Calm Hands, help reduce nail-biting using computer vision and AI
Published:
Calm Hands helps the user reduce nail-biting during computer use. It provides realtime feedback about nail-biting habits using a deep neural net that monitors images from your webcam stream. This process is entirely local and images are never saved. Feedback is provided through audio and visual cues to alert you of when you are biting your nails. Realtime data visualization is provided as well. Check out the full repo here.
Built with: Fastai, OpenCV, Tkinter, CustomTkinter, Matplotlib.
How I Made This
Step 1. Collect training and heldout test images
First I had to collect several hundred images of my biting my nails and not biting my nails. So I created camera.py
and the Cam
class. I call this in collect_training_data.ipynb
. This allowed me to collect hundreds of photos in a variety of locations, lighting setups, and angles very easily.
from camera import Cam
cam = Cam()
# Collect 2 frames per second for 60 seconds.
cam.write_frame_stream(length = 60, wait = .5, path = 'frames/biting')
Step 2. Train the image classifier in Google Colab with fastai
I trained an edgenext_small
model (imported from the timm
library) using fastai
. I used the proven method of finetuning a pretrained image classifier on this specific task.

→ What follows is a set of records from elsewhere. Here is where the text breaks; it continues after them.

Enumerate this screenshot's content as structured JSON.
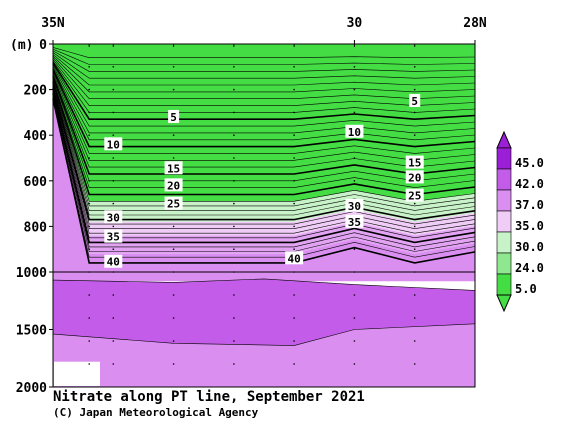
{
  "chart_data": {
    "type": "contour",
    "title": "Nitrate along PT line, September 2021",
    "credit": "(C) Japan Meteorological Agency",
    "x_axis": {
      "ticks": [
        "35N",
        "30",
        "28N"
      ],
      "tick_lat": [
        35,
        30,
        28
      ],
      "direction": "north-to-south"
    },
    "y_axis": {
      "unit_label": "(m)",
      "ticks": [
        "0",
        "200",
        "400",
        "600",
        "800",
        "1000",
        "1500",
        "2000"
      ],
      "tick_depths": [
        0,
        200,
        400,
        600,
        800,
        1000,
        1500,
        2000
      ],
      "scale": "0-1000 m stretched, 1000-2000 m compressed"
    },
    "colorbar": {
      "labels": [
        "45.0",
        "42.0",
        "37.0",
        "35.0",
        "30.0",
        "24.0",
        "5.0"
      ],
      "colors": [
        "#9b1fd6",
        "#c35ce8",
        "#d98ef0",
        "#f0cdf7",
        "#c8f2c8",
        "#8fe88f",
        "#44dd44"
      ]
    },
    "contour_labels": [
      {
        "text": "5",
        "depth": 320,
        "lat": 33.0
      },
      {
        "text": "5",
        "depth": 250,
        "lat": 29.0
      },
      {
        "text": "10",
        "depth": 440,
        "lat": 34.0
      },
      {
        "text": "10",
        "depth": 385,
        "lat": 30.0
      },
      {
        "text": "15",
        "depth": 545,
        "lat": 33.0
      },
      {
        "text": "15",
        "depth": 520,
        "lat": 29.0
      },
      {
        "text": "20",
        "depth": 620,
        "lat": 33.0
      },
      {
        "text": "20",
        "depth": 585,
        "lat": 29.0
      },
      {
        "text": "25",
        "depth": 700,
        "lat": 33.0
      },
      {
        "text": "25",
        "depth": 665,
        "lat": 29.0
      },
      {
        "text": "30",
        "depth": 760,
        "lat": 34.0
      },
      {
        "text": "30",
        "depth": 710,
        "lat": 30.0
      },
      {
        "text": "35",
        "depth": 845,
        "lat": 34.0
      },
      {
        "text": "35",
        "depth": 780,
        "lat": 30.0
      },
      {
        "text": "40",
        "depth": 955,
        "lat": 34.0
      },
      {
        "text": "40",
        "depth": 940,
        "lat": 31.0
      }
    ]
  }
}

learn = vision_learner(dls, 'edgenext_small', metrics=error_rate)
learn.fine_tune(3,base_lr = .001)
With ~1000 images and 3 cycles of training, I was at >90% accuracy. But I found there were specific positions and angles that the model was getting wrong.

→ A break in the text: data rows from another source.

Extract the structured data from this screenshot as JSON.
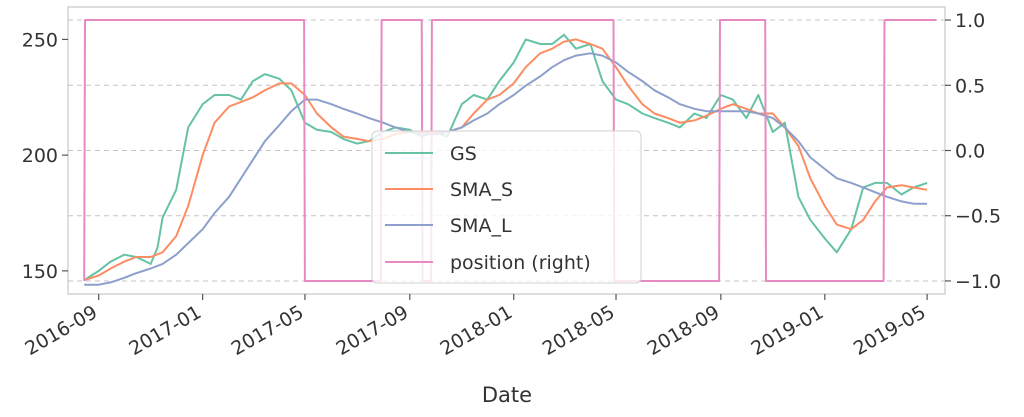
{
  "chart_data": {
    "type": "line",
    "xlabel": "Date",
    "x_ticks": [
      "2016-09",
      "2017-01",
      "2017-05",
      "2017-09",
      "2018-01",
      "2018-05",
      "2018-09",
      "2019-01",
      "2019-05"
    ],
    "x_range": [
      "2016-07-27",
      "2019-05-22"
    ],
    "y_left": {
      "ticks": [
        150,
        200,
        250
      ],
      "range": [
        140,
        264
      ]
    },
    "y_right": {
      "ticks": [
        "1.0",
        "0.5",
        "0.0",
        "−0.5",
        "−1.0"
      ],
      "range": [
        -1.1,
        1.1
      ]
    },
    "grid": true,
    "legend": {
      "placement": "lower-center",
      "entries": [
        "GS",
        "SMA_S",
        "SMA_L",
        "position (right)"
      ]
    },
    "series": [
      {
        "name": "GS",
        "axis": "left",
        "color": "#66c2a5",
        "x": [
          "2016-08-15",
          "2016-09-01",
          "2016-09-15",
          "2016-10-01",
          "2016-10-15",
          "2016-11-01",
          "2016-11-09",
          "2016-11-15",
          "2016-12-01",
          "2016-12-15",
          "2017-01-01",
          "2017-01-15",
          "2017-02-01",
          "2017-02-15",
          "2017-03-01",
          "2017-03-15",
          "2017-04-01",
          "2017-04-15",
          "2017-05-01",
          "2017-05-15",
          "2017-06-01",
          "2017-06-15",
          "2017-07-01",
          "2017-07-15",
          "2017-08-01",
          "2017-08-15",
          "2017-09-01",
          "2017-09-15",
          "2017-10-01",
          "2017-10-15",
          "2017-11-01",
          "2017-11-15",
          "2017-12-01",
          "2017-12-15",
          "2018-01-01",
          "2018-01-15",
          "2018-02-01",
          "2018-02-15",
          "2018-03-01",
          "2018-03-15",
          "2018-04-01",
          "2018-04-15",
          "2018-05-01",
          "2018-05-15",
          "2018-06-01",
          "2018-06-15",
          "2018-07-01",
          "2018-07-15",
          "2018-08-01",
          "2018-08-15",
          "2018-09-01",
          "2018-09-15",
          "2018-10-01",
          "2018-10-15",
          "2018-11-01",
          "2018-11-15",
          "2018-12-01",
          "2018-12-15",
          "2019-01-01",
          "2019-01-15",
          "2019-02-01",
          "2019-02-15",
          "2019-03-01",
          "2019-03-15",
          "2019-04-01",
          "2019-04-15",
          "2019-05-01"
        ],
        "values": [
          146,
          150,
          154,
          157,
          156,
          153,
          160,
          173,
          185,
          212,
          222,
          226,
          226,
          224,
          232,
          235,
          233,
          228,
          214,
          211,
          210,
          207,
          205,
          206,
          210,
          212,
          211,
          208,
          210,
          208,
          222,
          226,
          224,
          232,
          240,
          250,
          248,
          248,
          252,
          246,
          248,
          232,
          224,
          222,
          218,
          216,
          214,
          212,
          218,
          216,
          226,
          224,
          216,
          226,
          210,
          214,
          182,
          172,
          164,
          158,
          168,
          186,
          188,
          188,
          183,
          186,
          188
        ]
      },
      {
        "name": "SMA_S",
        "axis": "left",
        "color": "#fc8d62",
        "x": [
          "2016-08-15",
          "2016-09-01",
          "2016-09-15",
          "2016-10-01",
          "2016-10-15",
          "2016-11-01",
          "2016-11-15",
          "2016-12-01",
          "2016-12-15",
          "2017-01-01",
          "2017-01-15",
          "2017-02-01",
          "2017-02-15",
          "2017-03-01",
          "2017-03-15",
          "2017-04-01",
          "2017-04-15",
          "2017-05-01",
          "2017-05-15",
          "2017-06-01",
          "2017-06-15",
          "2017-07-01",
          "2017-07-15",
          "2017-08-01",
          "2017-08-15",
          "2017-09-01",
          "2017-09-15",
          "2017-10-01",
          "2017-10-15",
          "2017-11-01",
          "2017-11-15",
          "2017-12-01",
          "2017-12-15",
          "2018-01-01",
          "2018-01-15",
          "2018-02-01",
          "2018-02-15",
          "2018-03-01",
          "2018-03-15",
          "2018-04-01",
          "2018-04-15",
          "2018-05-01",
          "2018-05-15",
          "2018-06-01",
          "2018-06-15",
          "2018-07-01",
          "2018-07-15",
          "2018-08-01",
          "2018-08-15",
          "2018-09-01",
          "2018-09-15",
          "2018-10-01",
          "2018-10-15",
          "2018-11-01",
          "2018-11-15",
          "2018-12-01",
          "2018-12-15",
          "2019-01-01",
          "2019-01-15",
          "2019-02-01",
          "2019-02-15",
          "2019-03-01",
          "2019-03-15",
          "2019-04-01",
          "2019-04-15",
          "2019-05-01"
        ],
        "values": [
          146,
          148,
          151,
          154,
          156,
          156,
          158,
          165,
          178,
          200,
          214,
          221,
          223,
          225,
          228,
          231,
          231,
          226,
          218,
          212,
          208,
          207,
          206,
          207,
          209,
          210,
          210,
          210,
          210,
          212,
          218,
          224,
          226,
          231,
          238,
          244,
          246,
          249,
          250,
          248,
          246,
          238,
          230,
          222,
          218,
          216,
          214,
          215,
          217,
          220,
          222,
          220,
          218,
          218,
          212,
          204,
          190,
          178,
          170,
          168,
          172,
          180,
          186,
          187,
          186,
          185
        ]
      },
      {
        "name": "SMA_L",
        "axis": "left",
        "color": "#8da0cb",
        "x": [
          "2016-08-15",
          "2016-09-01",
          "2016-09-15",
          "2016-10-01",
          "2016-10-15",
          "2016-11-01",
          "2016-11-15",
          "2016-12-01",
          "2016-12-15",
          "2017-01-01",
          "2017-01-15",
          "2017-02-01",
          "2017-02-15",
          "2017-03-01",
          "2017-03-15",
          "2017-04-01",
          "2017-04-15",
          "2017-05-01",
          "2017-05-15",
          "2017-06-01",
          "2017-06-15",
          "2017-07-01",
          "2017-07-15",
          "2017-08-01",
          "2017-08-15",
          "2017-09-01",
          "2017-09-15",
          "2017-10-01",
          "2017-10-15",
          "2017-11-01",
          "2017-11-15",
          "2017-12-01",
          "2017-12-15",
          "2018-01-01",
          "2018-01-15",
          "2018-02-01",
          "2018-02-15",
          "2018-03-01",
          "2018-03-15",
          "2018-04-01",
          "2018-04-15",
          "2018-05-01",
          "2018-05-15",
          "2018-06-01",
          "2018-06-15",
          "2018-07-01",
          "2018-07-15",
          "2018-08-01",
          "2018-08-15",
          "2018-09-01",
          "2018-09-15",
          "2018-10-01",
          "2018-10-15",
          "2018-11-01",
          "2018-11-15",
          "2018-12-01",
          "2018-12-15",
          "2019-01-01",
          "2019-01-15",
          "2019-02-01",
          "2019-02-15",
          "2019-03-01",
          "2019-03-15",
          "2019-04-01",
          "2019-04-15",
          "2019-05-01"
        ],
        "values": [
          144,
          144,
          145,
          147,
          149,
          151,
          153,
          157,
          162,
          168,
          175,
          182,
          190,
          198,
          206,
          213,
          219,
          224,
          224,
          222,
          220,
          218,
          216,
          214,
          212,
          210,
          209,
          209,
          210,
          212,
          215,
          218,
          222,
          226,
          230,
          234,
          238,
          241,
          243,
          244,
          243,
          240,
          236,
          232,
          228,
          225,
          222,
          220,
          219,
          219,
          219,
          219,
          218,
          216,
          212,
          206,
          199,
          194,
          190,
          188,
          186,
          184,
          182,
          180,
          179,
          179
        ]
      },
      {
        "name": "position (right)",
        "axis": "right",
        "color": "#e78ac3",
        "step": true,
        "x": [
          "2016-08-15",
          "2016-08-16",
          "2017-04-30",
          "2017-05-01",
          "2017-07-29",
          "2017-07-30",
          "2017-09-15",
          "2017-09-16",
          "2017-09-26",
          "2017-09-27",
          "2018-04-28",
          "2018-04-29",
          "2018-08-30",
          "2018-08-31",
          "2018-10-23",
          "2018-10-24",
          "2019-03-11",
          "2019-03-12",
          "2019-05-12"
        ],
        "values": [
          -1,
          1,
          1,
          -1,
          -1,
          1,
          1,
          -1,
          -1,
          1,
          1,
          -1,
          -1,
          1,
          1,
          -1,
          -1,
          1,
          1
        ]
      }
    ]
  }
}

Step 3. Collecting more data based on model mistakes
I created the realtime_model_preds.ipynb
to collect more data quickly, based on the predictions of the existing model. First I made a couple of functions to make predictions and print them out.
def do_prediction(frame):
with learn.no_bar(), learn.no_logging():
return learn.predict(frame)
def print_pred(pred):
conf = round(float(pred[2][pred[1]])*100,2)
output = f'The model is {conf}% confident that you are {pred[0]}'
print(output)
Then, I fed the functions a stream of frames from the webcam. This would print out the model predictions of each frame from my webcam.

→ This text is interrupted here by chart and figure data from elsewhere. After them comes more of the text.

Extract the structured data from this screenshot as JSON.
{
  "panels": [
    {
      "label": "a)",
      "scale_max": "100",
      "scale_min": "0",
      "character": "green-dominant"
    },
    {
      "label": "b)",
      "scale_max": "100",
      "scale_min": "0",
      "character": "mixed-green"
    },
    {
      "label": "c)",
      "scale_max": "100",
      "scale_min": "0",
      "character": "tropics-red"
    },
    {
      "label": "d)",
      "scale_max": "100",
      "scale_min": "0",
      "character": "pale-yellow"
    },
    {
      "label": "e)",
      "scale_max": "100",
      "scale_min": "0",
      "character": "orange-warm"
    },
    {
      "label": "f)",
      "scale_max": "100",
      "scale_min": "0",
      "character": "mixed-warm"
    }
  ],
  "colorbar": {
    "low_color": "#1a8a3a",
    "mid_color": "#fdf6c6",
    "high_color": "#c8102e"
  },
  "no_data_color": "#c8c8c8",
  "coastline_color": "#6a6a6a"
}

# If I press 1, save the frame to the 'good' folder.
# If I press 2, save it to the biting folder
key_press_dict = {49:'train/good',50:'train/bad'}
path = cam.get_path_from_keypress(key_press_dict)
cam.write_frame(frame,labelled_folder_path=path)
I moved around until I found positions that the model was incorrectly predicting. Then, I pressed either ‘1’ or ‘2’ on the keyboard to save that frame to the correct folder and add it to the training set. After collecting several hundred more photos, I retrained the model. Now it was performing much better on the edge cases.
Step 4. Creating the app
I used tkinter
and customtkinter
to create the GUI for the app. It displays the webcam feed on one side, and displays an matplotlib
plot of the predictions of the model. It also provides instant auditory feedback if I’m biting my nails.
Creating the GUI was much more complicated than I thought. I’ve never really created a user interface before, and getting all of the positioning and callbacks working correctly took a while. Also, getting the plot to update smoothly and correctly took a lot of effort. But I think the final product looks and functions well!